Quando l’autore scrive, pensa a chi legge ed a chi sarà destinato il testo?

Assolutamente sì. Qui si ripresenta l’annosa questione di cui si fanno interpreti due scuole di pensiero: “chi scrive, scrive solo per se stesso” e “chi scrive, scrive per i suoi lettori”. Credo, senza il rischio di voler semplificare, che siano vere entrambe. Almeno, per me è così. Scrivere per se stessi risponde evidentemente ad una necessità (artistica, narrativa, comunicativa), e c’è sempre un bagaglio soggettivo (spirituale ed emotivo) a cui attingere a piene mani. Nella fattispecie, si pensa certamente anche ai possibili lettori (come non farlo?), al “target di fascia” da raggiungere e a come possano arrivare certi particolari, o ancora a come possano essere letti e interpretati alcuni passaggi, alcuni pensieri. È ovvio. Ci si pensa costantemente, non come un’ossessione, per carità, ma come un pensiero importante. Direi che ci si pensa con una certa… responsabilità.

Un sogno, un desiderio per questo libro?

Il sogno più a breve termine sarebbe quello di una bella presentazione a Roma, che abbia il sapore di una presentazione a livello nazionale. Forse ci riusciremo per il prossimo ottobre. Attualmente il libro (pubblicato da Carthago Edizioni) è presente nelle librerie catanesi, e lo si trova tranquillamente in formato cartaceo su Amazon, IBS, Feltrinelli, ed altri fornitori online. Il desiderio sarebbe quello di estenderlo il più possibile sul territorio nazionale e, perché no, che da queste pagine si possa trarre una serie TV. Ecco, questo sarebbe senz’altro un desiderio e un sogno!

Progetti futuri?

Già da più di un anno ho finito di scrivere il mio secondo libro, sul quale non posso e non voglio ancora dire nulla. Si tratta di una narrazione ampia che, spero, possa piacere a tutti come è piaciuta a me.
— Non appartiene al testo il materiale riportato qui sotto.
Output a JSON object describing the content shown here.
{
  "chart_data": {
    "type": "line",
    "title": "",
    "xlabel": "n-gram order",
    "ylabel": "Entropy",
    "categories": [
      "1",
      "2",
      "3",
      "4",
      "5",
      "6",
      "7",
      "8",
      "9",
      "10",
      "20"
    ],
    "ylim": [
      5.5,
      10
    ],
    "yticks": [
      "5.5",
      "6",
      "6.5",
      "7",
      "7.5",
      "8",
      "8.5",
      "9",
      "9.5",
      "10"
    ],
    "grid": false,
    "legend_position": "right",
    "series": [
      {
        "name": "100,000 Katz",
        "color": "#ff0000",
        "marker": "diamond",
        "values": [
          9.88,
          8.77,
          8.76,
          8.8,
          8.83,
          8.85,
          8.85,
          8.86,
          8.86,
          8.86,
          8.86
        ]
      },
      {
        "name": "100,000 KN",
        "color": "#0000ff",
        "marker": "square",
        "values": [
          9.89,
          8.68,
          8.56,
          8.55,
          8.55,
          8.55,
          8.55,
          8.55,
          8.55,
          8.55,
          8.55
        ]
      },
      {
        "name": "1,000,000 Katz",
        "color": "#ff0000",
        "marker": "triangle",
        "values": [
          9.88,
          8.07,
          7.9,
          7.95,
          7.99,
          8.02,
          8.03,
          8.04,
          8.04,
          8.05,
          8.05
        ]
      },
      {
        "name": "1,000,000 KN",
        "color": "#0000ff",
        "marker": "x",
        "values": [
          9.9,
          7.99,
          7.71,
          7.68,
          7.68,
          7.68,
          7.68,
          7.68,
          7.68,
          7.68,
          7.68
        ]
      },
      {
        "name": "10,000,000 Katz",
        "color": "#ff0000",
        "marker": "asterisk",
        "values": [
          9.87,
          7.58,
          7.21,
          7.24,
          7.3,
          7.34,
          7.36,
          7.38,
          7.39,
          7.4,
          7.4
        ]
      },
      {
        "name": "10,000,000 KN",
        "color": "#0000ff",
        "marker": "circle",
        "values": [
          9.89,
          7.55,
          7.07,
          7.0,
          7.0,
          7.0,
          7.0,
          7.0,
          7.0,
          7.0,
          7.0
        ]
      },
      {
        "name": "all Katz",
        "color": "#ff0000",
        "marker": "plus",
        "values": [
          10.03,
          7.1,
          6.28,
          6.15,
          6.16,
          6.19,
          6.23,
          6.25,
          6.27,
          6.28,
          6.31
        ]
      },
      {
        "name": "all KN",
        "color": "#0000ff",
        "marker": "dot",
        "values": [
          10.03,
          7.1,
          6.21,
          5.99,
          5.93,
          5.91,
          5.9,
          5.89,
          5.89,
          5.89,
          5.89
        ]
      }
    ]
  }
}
Sto inoltre lavorando alla stesura del terzo libro, ed anche per questo ce la sto mettendo tutta, cercando di creare una narrazione piacevole e allo stesso tempo di buon contenuto. Unitamente a questo sto lavorando alla realizzazione di uno scritto nel quale traccio dei profili descrittivi di alcuni cartoni anni 80, “inconsapevoli” contenitori di valori e messaggi. Cose con cui siamo stati a contatto da bambini (soprattutto quelli della mia generazione) e su cui penso bisognerebbe ritornare con la mente di una persona adulta. Anche nel mio romanzo si incastra l’esperienza di una sigla degli anni 80 che diventa assolutamente determinante per la comprensione del testo, creando un parallelismo di notevole consistenza. La protagonista, infatti, si riconoscerà in una ragazza che cantava una nota sigla di un cartone anni 80. Il resto è tutto scritto là, in “Centootto volte più grande del sole”.